O barbeiro Bartô.

Quando Reginaldo Rossi morreu, o barbeiro Bartô tomou um grande porre. Se emocionou ouvindo velhos sucessos do cantor e não controlou o choro. No dia seguinte, que era um sábado, continuou com a farra ao som do seu ídolo, e munido de boa aguardente viu o alvorecer do domingo. Ele é assim mesmo, um romântico incorrigível, tem a propensão de atrair para si tudo que é relacionado ao tema do que era pieguice-romântica e hoje chamam breguice. Desde a infância, aprendeu a ouvir e a se identificar com velhas canções de paixão mal resolvidas. Morou ao lado da sorveteria de Zé de Sofia, homem abastado que na década de 1970, colecionava os melhores discos de Waldick Soriano. Bartô identificou-se de imediato com o tema, já trazia a sina de sofrer por causa de amor e desilusão, mesmo antes de conhecer o que fosse paixão ou coisa parecida. É fácil entender a existência dos que gostam de rememorar amores e cantar dores vividas, são tipos sadomasoquistas, mas o sujeito nascer com esse desejo, é matéria que merece alguma observação.

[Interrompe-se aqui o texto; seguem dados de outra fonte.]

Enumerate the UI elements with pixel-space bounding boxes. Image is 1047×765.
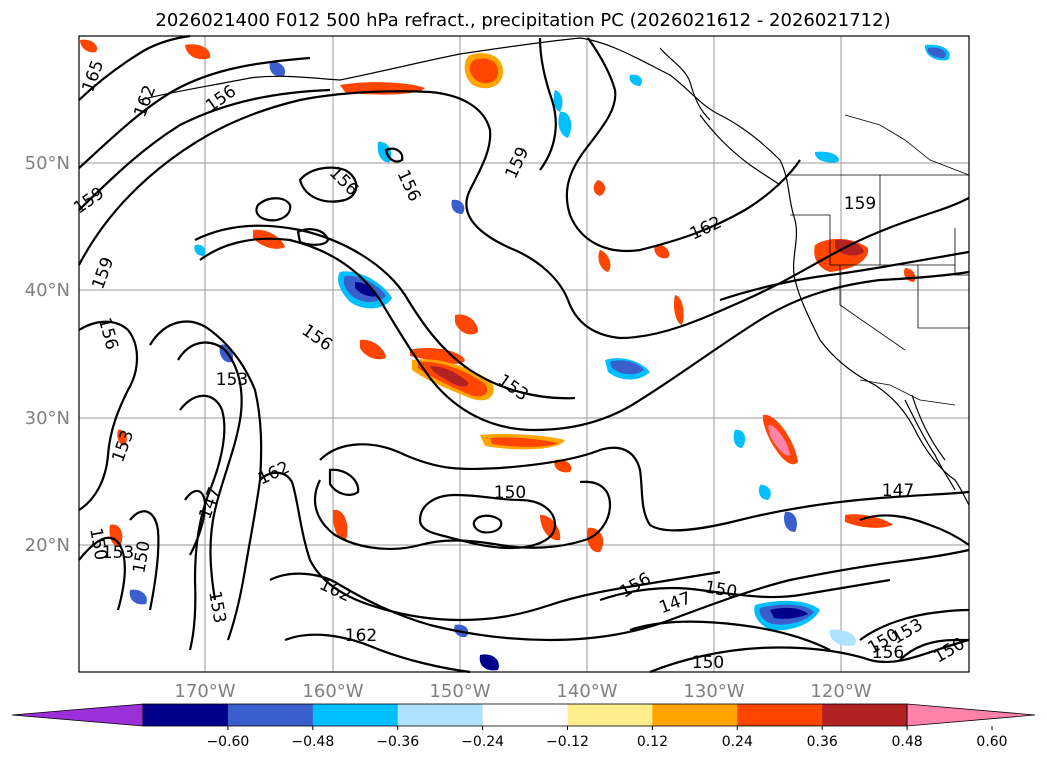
colorbar-segment: [567, 704, 653, 726]
colorbar-tick-label: −0.12: [546, 734, 589, 750]
lon-label: 140°W: [556, 681, 617, 702]
contour-label: 150: [692, 653, 724, 673]
colorbar: −0.60 −0.48 −0.36 −0.24 −0.12 0.12 0.24 0.36 0.4…: [11, 703, 1036, 750]
lat-label: 30°N: [25, 408, 70, 429]
colorbar-segment: [822, 704, 908, 726]
colorbar-segment: [143, 704, 229, 726]
graticule: [79, 36, 969, 672]
colorbar-extend-high: [906, 703, 1036, 727]
lon-label: 170°W: [174, 681, 235, 702]
colorbar-tick-label: 0.48: [892, 734, 923, 750]
contour-label: 153: [102, 543, 134, 563]
contour-label: 153: [216, 370, 248, 390]
latitude-labels: 50°N 40°N 30°N 20°N: [25, 153, 70, 556]
coastlines: [139, 37, 970, 506]
colorbar-tick-label: −0.60: [206, 734, 249, 750]
borders: [790, 114, 970, 406]
lat-label: 50°N: [25, 153, 70, 174]
map-frame: [78, 35, 970, 673]
contour-label: 150: [494, 483, 526, 503]
colorbar-tick-label: 0.24: [722, 734, 753, 750]
colorbar-segment: [652, 704, 738, 726]
colorbar-tick-label: 0.60: [976, 734, 1007, 750]
contour-label: 159: [844, 194, 876, 214]
colorbar-segment: [312, 704, 399, 726]
figure-title: 2026021400 F012 500 hPa refract., precip…: [155, 10, 890, 31]
colorbar-segment: [737, 704, 823, 726]
lon-label: 130°W: [683, 681, 744, 702]
colorbar-tick-label: 0.36: [807, 734, 838, 750]
colorbar-tick-label: −0.36: [376, 734, 419, 750]
longitude-labels: 170°W 160°W 150°W 140°W 130°W 120°W: [174, 681, 871, 702]
colorbar-tick-label: −0.48: [291, 734, 334, 750]
colorbar-segment: [397, 704, 484, 726]
colorbar-outline: [142, 703, 908, 727]
contour-label: 147: [882, 481, 914, 501]
lon-label: 150°W: [429, 681, 490, 702]
lat-label: 20°N: [25, 535, 70, 556]
colorbar-segment: [482, 704, 568, 726]
lon-label: 120°W: [810, 681, 871, 702]
lon-label: 160°W: [302, 681, 363, 702]
contour-label: 162: [345, 626, 377, 646]
colorbar-extend-low: [11, 703, 144, 727]
colorbar-segment: [227, 704, 314, 726]
colorbar-tick-label: −0.24: [461, 734, 504, 750]
colorbar-tick-label: 0.12: [637, 734, 668, 750]
lat-label: 40°N: [25, 280, 70, 301]
contour-label: 156: [872, 643, 904, 663]
height-contours: [78, 34, 970, 674]
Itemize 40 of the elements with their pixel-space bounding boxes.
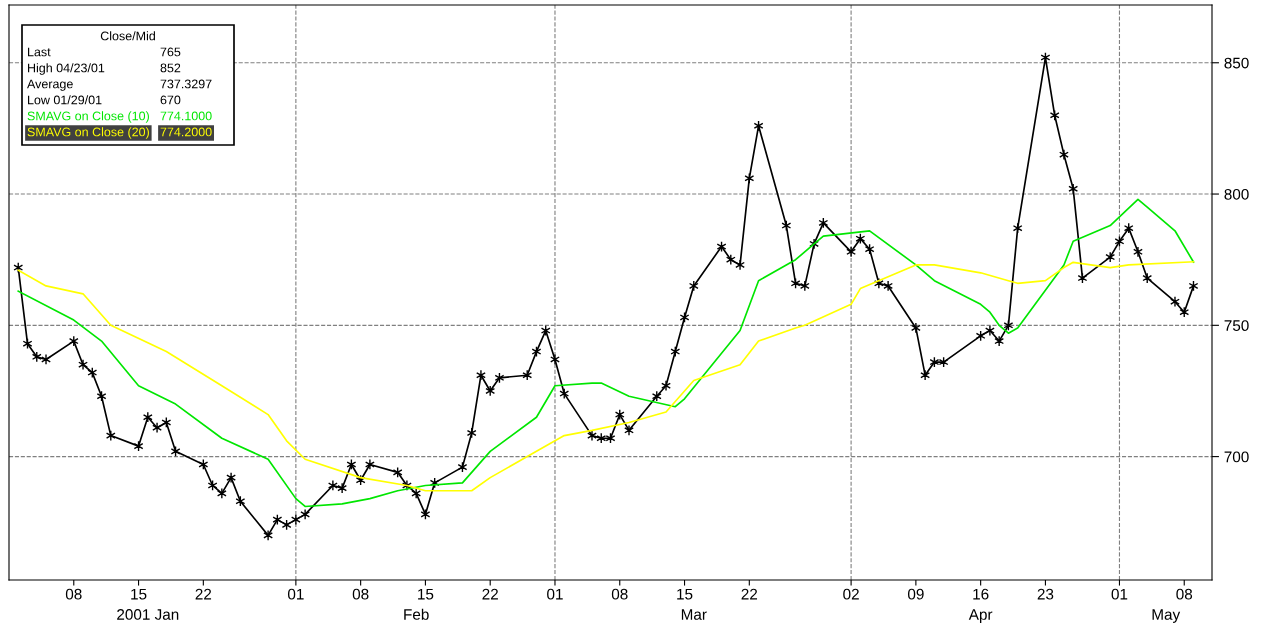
x-tick-label: 08 [611,588,628,600]
x-tick-label: 01 [1111,588,1128,600]
legend-title: Close/Mid [100,31,155,41]
annotation: Low 01/29/01 [28,95,102,105]
x-tick-label: 22 [482,588,498,600]
x-tick-label: 16 [973,588,989,600]
x2-tick-label: May [1152,609,1181,623]
y-tick-label: 750 [1224,320,1249,332]
x-tick-label: 01 [287,588,304,600]
text: SMAVG on Close (20) [27,127,149,139]
x-tick-label: 08 [1176,588,1193,600]
x-tick-label: 15 [418,588,434,600]
x-tick-label: 01 [547,588,563,600]
annotation: Average [27,79,73,91]
x-tick-label: 15 [677,588,693,600]
x2-tick-label: Apr [968,609,993,623]
x-tick-label: 15 [131,588,147,600]
annotation: 774.2000 [160,127,212,137]
annotation: 852 [160,63,181,73]
x2-tick-label: Feb [404,608,429,620]
y-tick-label: 700 [1224,451,1249,463]
x-tick-label: 08 [352,588,369,600]
y-tick-label: 800 [1224,188,1249,200]
x2-tick-label: 2001 Jan [117,609,179,620]
line-series [17,198,1195,508]
y-tick-label: 850 [1224,57,1249,69]
annotation: 765 [160,47,181,57]
annotation: 737.3297 [160,79,212,89]
x-tick-label: 22 [195,588,212,600]
x-tick-label: 23 [1037,588,1054,600]
x2-tick-label: Mar [681,609,707,620]
annotation: High 04/23/01 [28,63,105,75]
x-tick-label: 02 [843,588,859,600]
text: SMAVG on Close (10) [27,111,149,123]
x-tick-label: 09 [907,588,924,600]
annotation: 774.1000 [160,111,212,121]
x-tick-label: 22 [741,588,758,600]
annotation: 670 [160,95,181,105]
x-tick-label: 08 [65,588,82,600]
annotation: Last [28,47,51,57]
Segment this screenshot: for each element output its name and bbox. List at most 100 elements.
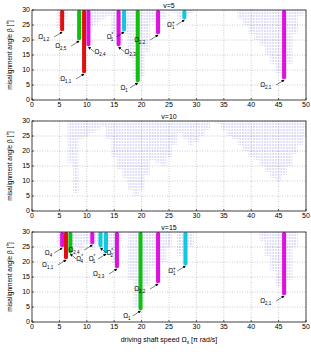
tick-label-y: 30 xyxy=(22,6,30,13)
unstable-column xyxy=(161,10,166,19)
tick-label-y: 20 xyxy=(22,147,30,154)
resonance-band xyxy=(182,10,186,19)
tick-x xyxy=(59,98,60,100)
tick-label-y: 20 xyxy=(22,36,30,43)
band-label: Ω2,2 xyxy=(134,36,146,45)
unstable-column xyxy=(232,121,237,139)
band-label-sub: 1 xyxy=(93,259,96,264)
label-arrow xyxy=(71,41,79,46)
unstable-column xyxy=(292,121,297,154)
tick-label-x: 5 xyxy=(57,323,61,330)
label-arrow xyxy=(176,20,184,25)
tick-y xyxy=(32,166,34,167)
unstable-column xyxy=(101,121,106,127)
unstable-column xyxy=(155,121,160,163)
tick-x xyxy=(141,209,142,211)
tick-y xyxy=(32,196,34,197)
tick-label-y: 0 xyxy=(26,96,30,103)
band-label-sub: 2,1 xyxy=(265,301,272,306)
unstable-column xyxy=(133,121,138,196)
tick-y xyxy=(32,151,34,152)
unstable-column xyxy=(243,10,248,25)
unstable-column xyxy=(188,10,193,13)
unstable-column xyxy=(128,232,133,280)
label-arrow xyxy=(58,260,66,265)
unstable-column xyxy=(259,232,264,241)
band-label-sub: 2,2 xyxy=(139,289,146,294)
unstable-column xyxy=(298,121,303,145)
tick-label-y: 10 xyxy=(22,66,30,73)
tick-x xyxy=(86,98,87,100)
tick-x xyxy=(196,209,197,211)
resonance-band xyxy=(99,232,103,247)
unstable-column xyxy=(95,121,100,130)
tick-label-y: 0 xyxy=(26,207,30,214)
tick-label-y: 10 xyxy=(22,177,30,184)
resonance-band xyxy=(282,232,286,295)
tick-x xyxy=(251,98,252,100)
tick-y xyxy=(32,322,34,323)
unstable-column xyxy=(161,121,166,166)
unstable-column xyxy=(183,232,188,265)
band-label-sub: 2,2 xyxy=(139,40,146,45)
tick-label-y: 25 xyxy=(22,132,30,139)
grid-line-x xyxy=(223,121,224,211)
label-arrow xyxy=(150,35,158,40)
figure: v=505101520253035404550051015202530misal… xyxy=(0,0,311,355)
panel-title: v=5 xyxy=(163,2,175,9)
tick-label-x: 30 xyxy=(193,212,201,219)
grid-line-x xyxy=(223,10,224,100)
resonance-band xyxy=(82,10,86,73)
band-label: Ω1 xyxy=(123,312,131,321)
tick-label-x: 45 xyxy=(275,101,283,108)
unstable-column xyxy=(205,121,210,130)
unstable-column xyxy=(128,121,133,190)
unstable-column xyxy=(221,121,226,130)
unstable-column xyxy=(150,10,155,22)
label-arrow xyxy=(54,248,62,253)
resonance-band xyxy=(183,232,187,265)
frame xyxy=(32,121,306,211)
tick-label-y: 30 xyxy=(22,117,30,124)
unstable-column xyxy=(101,10,106,19)
unstable-column xyxy=(287,121,292,166)
tick-x xyxy=(223,209,224,211)
band-label-sub: 1 xyxy=(173,271,176,276)
tick-label-x: 30 xyxy=(193,101,201,108)
tick-label-x: 10 xyxy=(83,212,91,219)
tick-y xyxy=(32,55,34,56)
band-label-sub: 2,4 xyxy=(99,52,106,57)
unstable-column xyxy=(166,232,171,247)
band-label-sub: 1,1 xyxy=(65,79,72,84)
tick-label-y: 10 xyxy=(22,288,30,295)
band-label: Ω*1 xyxy=(107,32,114,42)
tick-y xyxy=(32,121,34,122)
tick-y xyxy=(32,40,34,41)
label-arrow xyxy=(130,83,138,88)
tick-x xyxy=(169,209,170,211)
unstable-column xyxy=(188,232,193,247)
band-label-sub: 1,1 xyxy=(47,265,54,270)
label-arrow xyxy=(150,284,158,289)
band-label: Ω2,1 xyxy=(260,297,272,306)
unstable-column xyxy=(111,10,116,34)
unstable-column xyxy=(216,121,221,124)
x-axis-label-after: [π rad/s] xyxy=(189,336,217,344)
band-label-sub: 4 xyxy=(50,253,53,258)
tick-y xyxy=(32,232,34,233)
tick-label-x: 0 xyxy=(30,323,34,330)
unstable-column xyxy=(259,121,264,166)
unstable-column xyxy=(276,121,281,181)
unstable-column xyxy=(79,121,84,139)
grid-line-x xyxy=(196,232,197,322)
band-label-sub: 2,1 xyxy=(265,85,272,90)
tick-label-y: 20 xyxy=(22,258,30,265)
unstable-column xyxy=(298,10,303,16)
tick-y xyxy=(32,85,34,86)
band-label: Ω2,4 xyxy=(94,48,106,57)
unstable-column xyxy=(199,121,204,136)
band-label: Ω1,1 xyxy=(42,261,54,270)
band-label: Ω2,5 xyxy=(55,42,67,51)
unstable-column xyxy=(194,121,199,142)
resonance-band xyxy=(90,232,94,244)
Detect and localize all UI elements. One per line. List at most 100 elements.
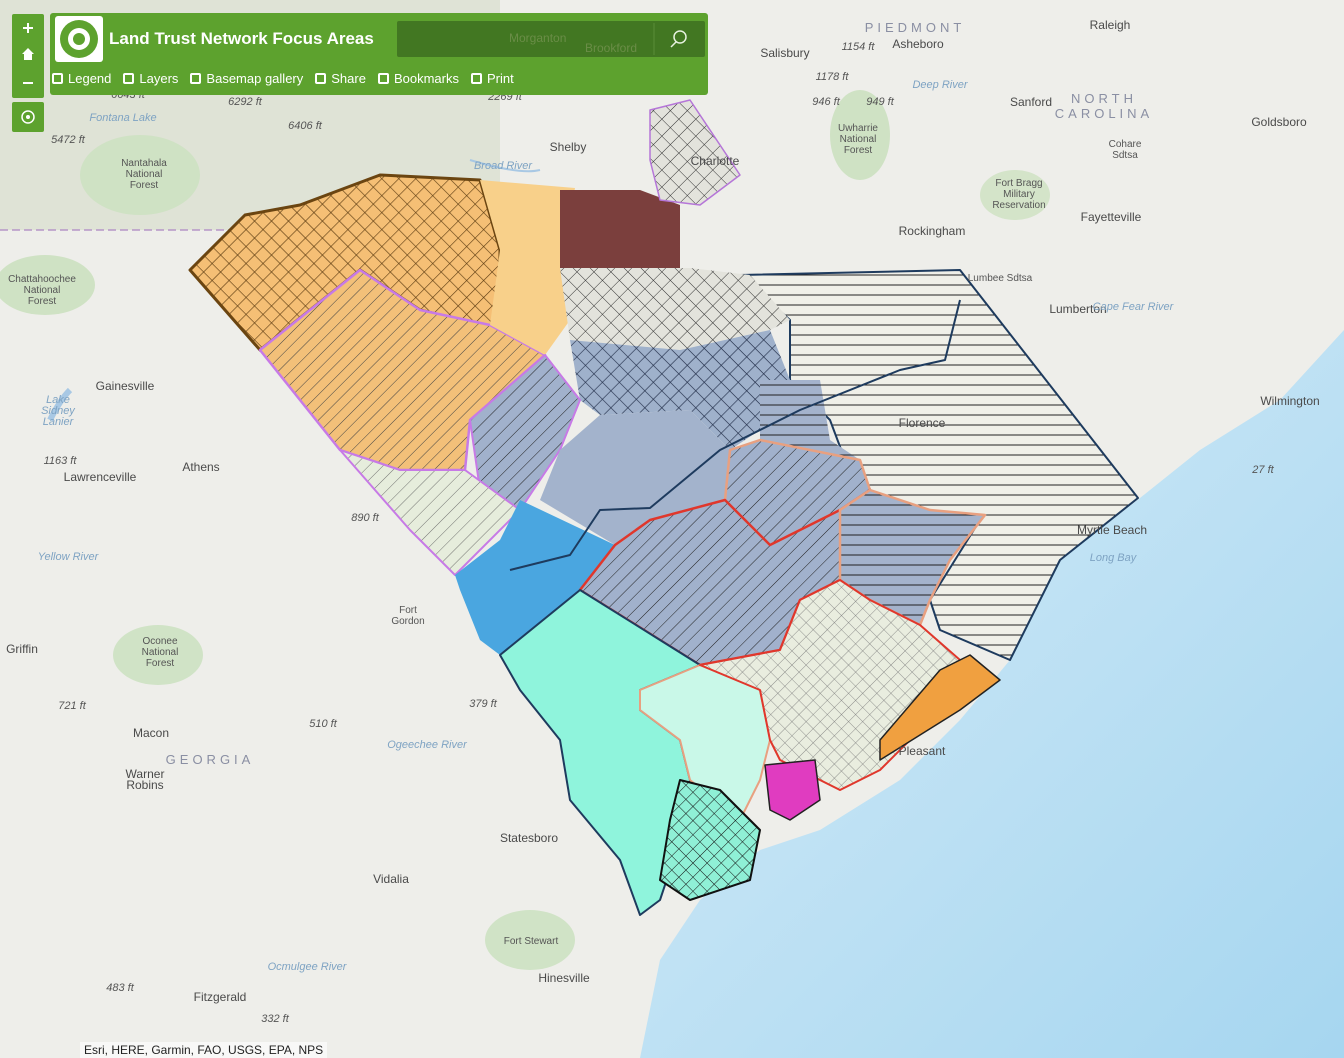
place-label: Yellow River	[38, 551, 100, 563]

Seu nome de batismo é Jeronimo, Bartô é apelido por se parecer com o cantor do mesmo nome. Tem mulher e filhos, é bom profissional, mas no fim de semana não dispensa a roedeira regada à bebida quente.

Dia desses o Neto Bossa Nova perguntou porque ele gostava de ouvir aquilo, e ele disse que era porque eram músicas românticas, que tinham letra, iam direto ao assunto, sem arrodeio. E o Neto continuou ferroando o homem, disse que aquele tipo de música era feito sob medida para quem tinha era muito chifre. Pegou pesado com o coitado, mas o Bartô conhece a figura e está acostumado às grosserias do inveterado. Frases desse tipo podiam muito bem gerar algum desentendimento entre outros, noutros tempos, mas hoje até mesmo gato e cachorro já nem se agridem tanto. Questão de gosto não se discute, mas as farpas não cessam, porque eles gostam de altercar.

Disse o Bartô no mesmo tom que, quem não nunca levou um chifrezinho é porque nunca gostou de mulher. A indireta não atinge o Neto que é puta velha, mas ele logo retruca que uma coisa é levar e a outra é sentir, levar porrada todo mundo leva, agora ficar a vida inteira chorando não é coisa nem para veado.

- É exclusividade de corno velho mesmo seu Bartô!

É aí que o barbeiro Branquinho resolve se meter no assunto para dizer que o tema da paixão e da desilusão amorosa já foi cantado por muitos dos grandes compositores, desde Noel Rosa a Vinícius de Moraes, só que ninguém diz que é brega. Mas quando um Reginaldo ou um Waldick fala de amores em linguagem clara e sem subterfúgio aí esse pessoal metido a besta da bossa nova aproveita para meter o cacete. O Neto diz que a choradeira é demais, que as letras são de péssima qualidade e a harmonia da música é pobre, sem falar da escrotas vozes dos intérpretes.

Agora são dois contra um, o Bartô se alia ao Branquinho e tentam massacrar o intrometido Neto. A réplica vem como uma descarga e um dos dos aliados joga por terra a voz de Chico Buarque. Porém o Neto não se cala e manda eles estudarem a poesia do homem, se puderem! Letra por letra, poesia por poesia o que importa é a mensagem, contra argumentam. Pensa que só você sabe interpretar? A dor de um será que é diferente da dor do outro? Ora, e se é a mesma dor, deve doer do mesmo jeito, chorar ou não é questão de opção, até cachorro chora de ciúme de cadela no cio.

E a falação deles não vai parar logo, ainda vão dizer que quem não tem cachorro caça com gato, que uma coisa é a linguagem clássica e outra a linguagem chula, que nem todo mundo estudou harmonia superior para fazer dissonância, que uma coisa é ser letrado e a outra é ser versado na alma, que um homem também chora e que quem ama não mata, ou mata em defesa da honra, que nem todos tem o mesmo nível, além de muitas outros disparates que certamente me renderiam mais um conto. Contudo estou certo de que talvez só discutam isso porque eles têm muitas coisas em comum.